Há quem aposte que não apenas o Ministério Público mas também a Polícia Federal tornaram-se ao longo do tempo instituições tão fortes e independentes que conseguiram alcançar uma dinâmica na rotina dos seus trabalhos e investigações que independe da vontade e dos posicionamentos de quem estiver em seu comando. Há quem aposte que não. Fustigado depois de virar ele mesmo alvo das investigações tanto do Ministério Público quanto da Polícia Federal, o presidente Michel Temer conseguiu primeiro mudar o comando do Ministério Público, trocando Rodrigo Janot ao final do seu mandato por Rachel Dodge. Agora, muda também a cabeça da Polícia Federal, tirando Leandro Daiello e entronizando Fernando Segóvia. Inicia-se assim a prova dos nove das duas instituições: de que forma prosseguirão seus trabalhos a partir de agora?
Por sua própria gênese, o Ministério Público já deveria ser mais independente que a Polícia Federal. Criado na Constituição de 1988, trata-se quase de um quarto poder. Uma instituição destinada a olhar pelo interesse da sociedade desvinculada dos três outros poderes. O presidente da República, porém, tem com relação a ela um trunfo: é ele quem escolhe o procurador-geral da República, o chefe da instituição.

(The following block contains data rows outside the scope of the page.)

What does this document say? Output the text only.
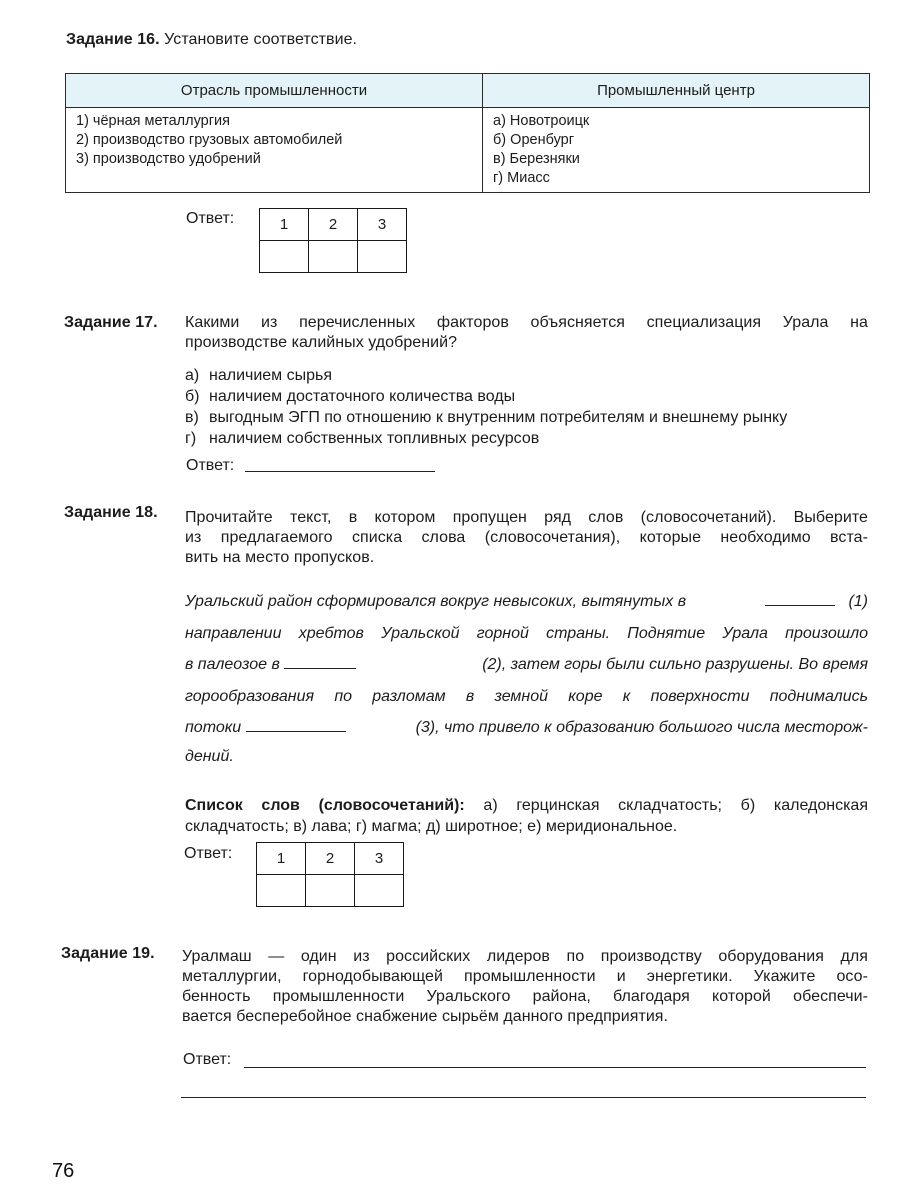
Задание 16. Установите соответствие.
Отрасль промышленности	Промышленный центр

1) чёрная металлургия
2) производство грузовых автомобилей
3) производство удобрений

а) Новотроицк
б) Оренбург
в) Березняки
г) Миасс
Ответ:	1	2	3

Задание 17. Какими из перечисленных факторов объясняется специализация Урала на
производстве калийных удобрений?
а) наличием сырья
б) наличием достаточного количества воды
в) выгодным ЭГП по отношению к внутренним потребителям и внешнему рынку
г) наличием собственных топливных ресурсов
Ответ:
Задание 18. Прочитайте текст, в котором пропущен ряд слов (словосочетаний). Выберите
из предлагаемого списка слова (словосочетания), которые необходимо вста-
вить на место пропусков.
Уральский район сформировался вокруг невысоких, вытянутых в	(1)
направлении хребтов Уральской горной страны. Поднятие Урала произошло
в палеозое в	(2), затем горы были сильно разрушены. Во время
горообразования по разломам в земной коре к поверхности поднимались
потоки	(3), что привело к образованию большого числа месторож-
дений.
Список слов (словосочетаний): а) герцинская складчатость; б) каледонская
складчатость; в) лава; г) магма; д) широтное; е) меридиональное.
Ответ:	1	2	3

Задание 19. Уралмаш — один из российских лидеров по производству оборудования для
металлургии, горнодобывающей промышленности и энергетики. Укажите осо-
бенность промышленности Уральского района, благодаря которой обеспечи-
вается бесперебойное снабжение сырьём данного предприятия.
Ответ:
76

Depois do “engavetador geral da República” Geraldo Brindeiro, o comandante na época de Fernando Henrique Cardoso, nenhum outro presidente foi capaz de emplacar na Procuradoria Geral da República outro chefe capaz de arquivar os processos que não interessavam ao governo.
Veio o mensalão no governo Luiz Inácio Lula da Silva. O petrolão no governo Dilma Rousseff. E todos os desdobramentos da Lava-Jato. Michel Temer tenta levantar a tese de que, com Rodrigo Janot, a Procuradoria tenha virado o pêndulo na direção oposta da de Brindeiro: se ele engavetava o que não interessava a Fernando Henrique, Janot, na versão de Temer, teria orientado o Ministério Público a deliberadamente abrir fogo contra ele, engendrando uma trama para derrubá-lo.
Dona de uma carreira importante e de uma reputação, talvez Rachel Dodge não seja uma pessoa interessada em usar seu posto numa defesa incondicional dos interesses de Temer. Em alguns momentos, até já deu continuidade a investigações e processos que prejudicam o PMDB, algo que certamente não interessa ao presidente. Até onde irá, será preciso agora observar.
Já a Polícia Federal não tem a mesma independência na sua gênese. Trata-se de uma instituição do Poder Executivo, diretamente vinculada ao Ministério da Justiça. Embora, porém, o ministro da Justiça seja o chefe da Polícia Federal, ao longo do tempo ela também foi ganhando uma estrutura e uma independência fortes. Em várias ocasiões, ficou claro que o ministro não era previamente informado nem acompanhava as investigações. Foi muitas vezes pego de surpresa, e não conseguiu interferir. A corporação também ganhou força suficiente para denunciar ordens eventuais que claramente vierem a direcionar ou impedir determinadas ações ou investigações.
De mesma forma que Dodge, Segóvia tem também sua carreira e sua reputação. É preciso ver se irá querer comprometê-la numa atitude explícita de defesa do presidente. Ao tomar posse, enviou sinais trocados. Buscando transmitir tranquilidade, disse que os processos e investigações que envolvem diretamente Temer prosseguirão na Polícia Federal. Mas, ao mesmo tempo, fez críticas à investigação da delação de Joesley Batista, dizendo que ela teria sido célere demais, por imposição do Ministério Público. Ou seja: ratificou a tese de Temer de que Janot teria corrido para tentar pegá-lo. Que o flagrante da mala de dinheiro com o ex-deputado Rodrigo Rocha Loures não seria prova suficiente para concluir pelo envolvimento de Temer.
Fica tudo dependendo de quem de fato age ou agiu politicamente: Janot para incriminar Temer ou quem agora prega maior cuidado para evitar provas ineptas ou conclusões que não se sustentam? Os próximos dias é que dirão se produzimos realmente instituições fortes com dinâmica que independe da cabeça de comando ou não.